The only movie with gore and staples of the horror genre on this list is Cabin in the Woods. A movie by Joss Whedon it features a young Chris Hemsworth and crew, all college-aged kids on their way to a remote cabin for a spring break getaway. As they travel, the teens are revealed to be smart, empathetic and capable (including Marty the eternally stoned comedic relief).
As the night goes on, something changes. Each of the characters begins to fulfill their horror movie counterpart. Curt (Hemsworth) becomes the dumb jock and his pre-med girlfriend Jules, suddenly loses all intelligence and becomes voraciously erotic. The couple even goes so far as to spontaneously have sex in the middle of the scary woods. The culprit: suspiciously released pheromones in the cabin’s vents, and strategically placed lighting with hypnotic patterns.

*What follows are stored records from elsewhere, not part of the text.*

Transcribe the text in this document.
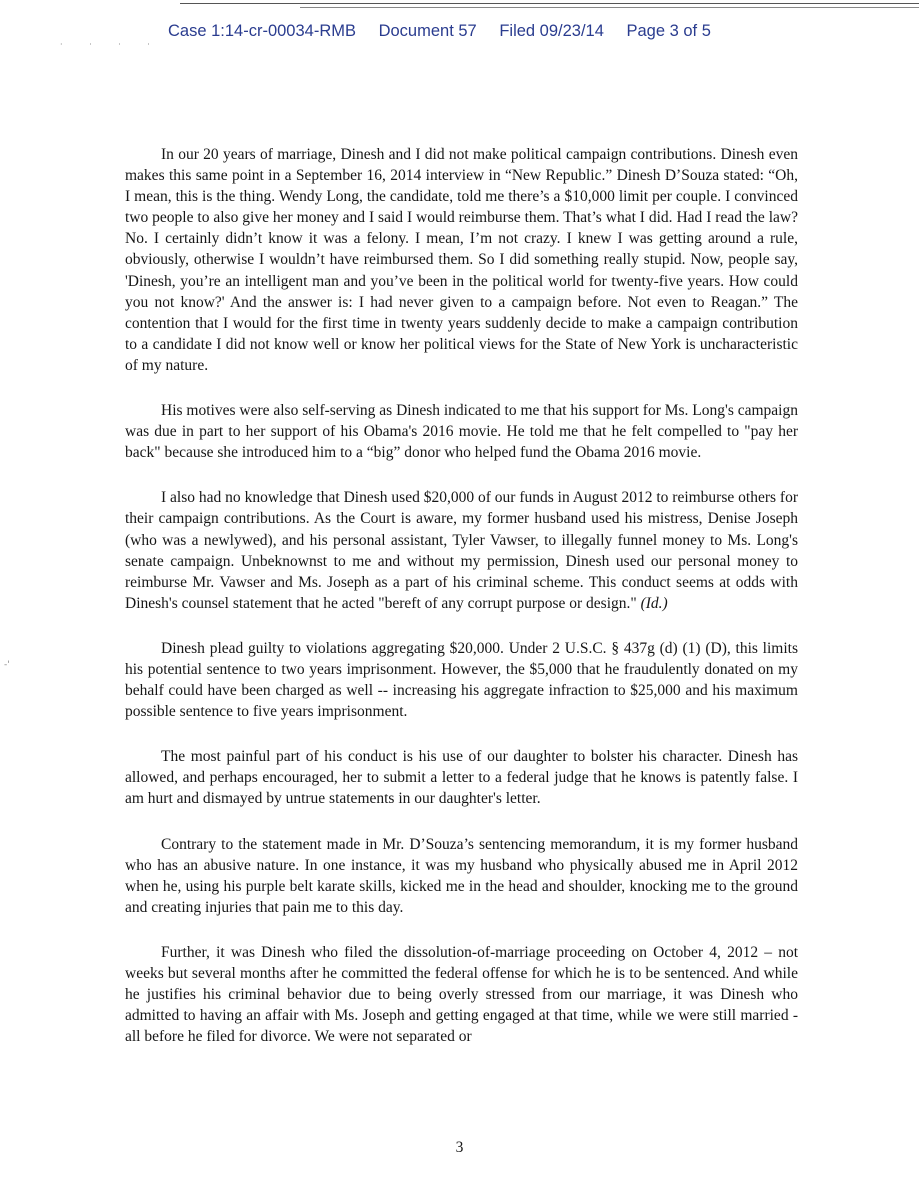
· · · ·
-'
Case 1:14-cr-00034-RMB Document 57 Filed 09/23/14 Page 3 of 5

In our 20 years of marriage, Dinesh and I did not make political campaign contributions. Dinesh even makes this same point in a September 16, 2014 interview in “New Republic.” Dinesh D’Souza stated: “Oh, I mean, this is the thing. Wendy Long, the candidate, told me there’s a $10,000 limit per couple. I convinced two people to also give her money and I said I would reimburse them. That’s what I did. Had I read the law? No. I certainly didn’t know it was a felony. I mean, I’m not crazy. I knew I was getting around a rule, obviously, otherwise I wouldn’t have reimbursed them. So I did something really stupid. Now, people say, 'Dinesh, you’re an intelligent man and you’ve been in the political world for twenty-five years. How could you not know?' And the answer is: I had never given to a campaign before. Not even to Reagan.” The contention that I would for the first time in twenty years suddenly decide to make a campaign contribution to a candidate I did not know well or know her political views for the State of New York is uncharacteristic of my nature.

His motives were also self-serving as Dinesh indicated to me that his support for Ms. Long's campaign was due in part to her support of his Obama's 2016 movie. He told me that he felt compelled to "pay her back" because she introduced him to a “big” donor who helped fund the Obama 2016 movie.

I also had no knowledge that Dinesh used $20,000 of our funds in August 2012 to reimburse others for their campaign contributions. As the Court is aware, my former husband used his mistress, Denise Joseph (who was a newlywed), and his personal assistant, Tyler Vawser, to illegally funnel money to Ms. Long's senate campaign. Unbeknownst to me and without my permission, Dinesh used our personal money to reimburse Mr. Vawser and Ms. Joseph as a part of his criminal scheme. This conduct seems at odds with Dinesh's counsel statement that he acted "bereft of any corrupt purpose or design." (Id.)

Dinesh plead guilty to violations aggregating $20,000. Under 2 U.S.C. § 437g (d) (1) (D), this limits his potential sentence to two years imprisonment. However, the $5,000 that he fraudulently donated on my behalf could have been charged as well -- increasing his aggregate infraction to $25,000 and his maximum possible sentence to five years imprisonment.

The most painful part of his conduct is his use of our daughter to bolster his character. Dinesh has allowed, and perhaps encouraged, her to submit a letter to a federal judge that he knows is patently false. I am hurt and dismayed by untrue statements in our daughter's letter.

Contrary to the statement made in Mr. D’Souza’s sentencing memorandum, it is my former husband who has an abusive nature. In one instance, it was my husband who physically abused me in April 2012 when he, using his purple belt karate skills, kicked me in the head and shoulder, knocking me to the ground and creating injuries that pain me to this day.

Further, it was Dinesh who filed the dissolution-of-marriage proceeding on October 4, 2012 – not weeks but several months after he committed the federal offense for which he is to be sentenced. And while he justifies his criminal behavior due to being overly stressed from our marriage, it was Dinesh who admitted to having an affair with Ms. Joseph and getting engaged at that time, while we were still married - all before he filed for divorce. We were not separated or

3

Who is the puppetmaster pulling these strings? A team of dedicated office workers that are revealed in the first five minutes of the movie. However, their motivations do not become clear until the second act.
This movie is a comedy to the end. Even as the protagonists are chased by the determined killers, their clever quips and parodying nature of the genre shine through. The second act is deeply cathartic, with clever twists and justice served to those who deserve it. This movie is a slasher flick for those who don’t want to deal with the jump scares or too many nightmares after staying up late to finish it.
The Cabin in the Woods is available to stream on Amazon Prime.
Every cool friend has a watchlist that comes out every Halloween season, but one movie that is consistently forgotten is The Addams Family. Gomez and Morticia Addams have become cultural icons for Gen Z and Millenials, yet the movie that defined everyone’s childhood is consistently neglected.
The classic movie tells the story of Uncle Fester rejoining the kooky family who shows him love and dedication. The social commentary that this family is the antithesis of the classic suburban white family still holds up, because of the message that they love their children and support their interests and passions. Raul Julia was the perfect choice for Gomez Addams. His fencing scenes are filled with high energy, and his worship of his gothic wife is so refreshing given the 90s trope of wives being “the old ball and chain.”
The classic fight scene that Wednesday and Pugsley stage with the help of Fester for their school talent show elicits gleeful cries from children and impulsive laughs from adults. The shower of blood onto the audience members is deserved. If you choose to sit in the splash zone it’s your responsibility to pack a poncho.
The reunion ball with the scene-stealing cousin is filled with supporting cast members that heighten the story’s quality and intensity. They demonstrate the beautiful parts of family gatherings. This family movie deserves a rewatch every year because it promotes truly good values and messages. Love one another, despite the quirks, and fight fiercely for those you love.
The Addams Family is available to stream on Paramount+ and Roku.